The Lord will provide
Are we discouraged? Are there grounds for fear? Brothers and sisters, our great God has all these matters in hand. No more is inflicted upon us than is for our greater good. He has shortened the times of persecution for the sake of His Church. Speaking of just such times of trial our Lord Jesus says, ‘that except the Lord had shortened those days, no flesh should be saved. But for the elect’s sake, whom he hath chosen, he hath shortened the days’. Christ further confirms the enduring safety of His people, in that He shows the impossibility of deceiving the elect, and our security in His Father’s hand.

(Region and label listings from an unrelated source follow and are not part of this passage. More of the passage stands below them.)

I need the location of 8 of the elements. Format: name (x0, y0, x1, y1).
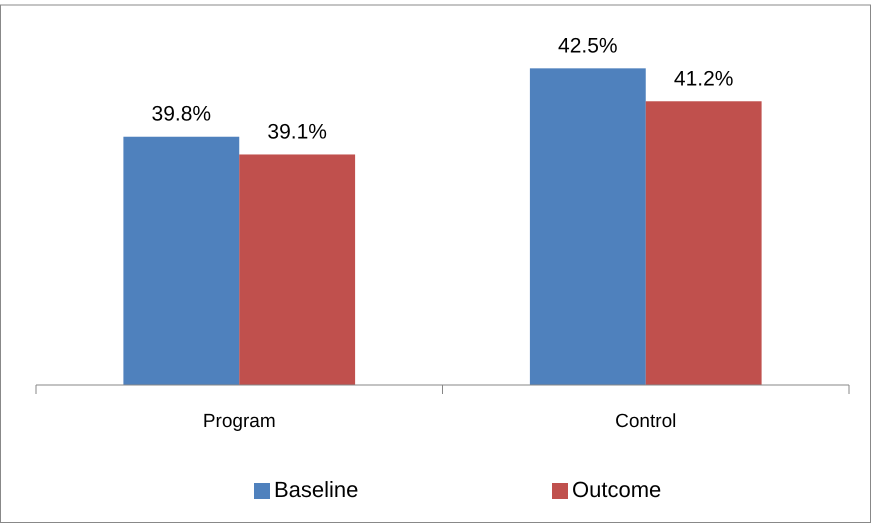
x-tick-label: Program (202, 411, 276, 432)
data-label: 41.2% (674, 67, 734, 90)
legend-label: Baseline (274, 476, 358, 502)
data-label: 39.8% (152, 102, 212, 126)
data-label: 39.1% (267, 120, 327, 144)
data-label: 42.5% (558, 34, 618, 58)
x-tick-label: Control (615, 411, 676, 432)
legend-label: Outcome (572, 476, 662, 502)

The Lord our Righteousness
There is no doubt and no question about the success of God’s purpose and pleasure. It is founded in Himself and established in the covenant of grace and peace, ‘ordered in all things and sure’. It is confirmed in the blood and righteousness of Christ, as a nail in a sure place, by whom our faith is upheld and our hope is secured. It is revealed through conversion for the people which are the heirs of promise; who are made willing, by the regenerating work of God the Spirit, according to Christ’s covenant engagements ‘in the day of his power’.
Looking unto Jesus
In our flesh we feel our weakness and it causes us shame. In our daily experience we confess to failure. What energises our personal happiness is not our successful Christian living but Christ’s successful death and knowing that God’s will to save and bless is not founded on any good in us. God’s will to save is not subject to change due to the failures of man. His will does not depend on anything good or bad in the objects of mercy but upon the successful accomplishments of the God-Man; the beloved Son in whom the Father is eternally well pleased.
Unconditional grace
The blessings given to the heirs of promise are not given because we deserve them, or withheld because we don’t. God’s distinguishing mercy is all of grace and so we are told, ‘For the children being not yet born, neither having done any good or evil, that the purpose of God according to election might stand, not of works, but of him that calleth; it was said the elder shall serve the younger’.
Rejoice in the Lord
By His own immutability the Lord our God maintains the counsel of His will. He has done everything to ensure the heirs of promise are redeemed by Christ, blessed in Christ and personally happy in their Saviour. Just as the Lord Jesus will be everlastingly happy in Himself and in the company of His Bride whom He loves and for whom He died, His Bride shall be everlastingly happy in Him. ‘For whom he did foreknow, he also did predestinate to be conformed to the image of his Son.’ ‘As he is so are we in this world.’
‘Fear not’
In His unchanging purpose and for His own good pleasure our God has provided everything needful for our salvation. He has granted to His elect sufficient grace for our present need and unalterable assurances for our future glory. For our day to day comfort and joy He has revealed to us the gospel of sovereign mercy and given to us promises of blessings to come in heaven. We have it all! We rejoice as the Lord’s people in the great truths of scripture and the doctrine of our immutable God. Dark as it may appear we face the future with comfort, hope and full assurance of faith. Christ has said, ‘Fear not little flock; for it is your Father’s good pleasure to give you the kingdom’ and, quite simply, we believe Him.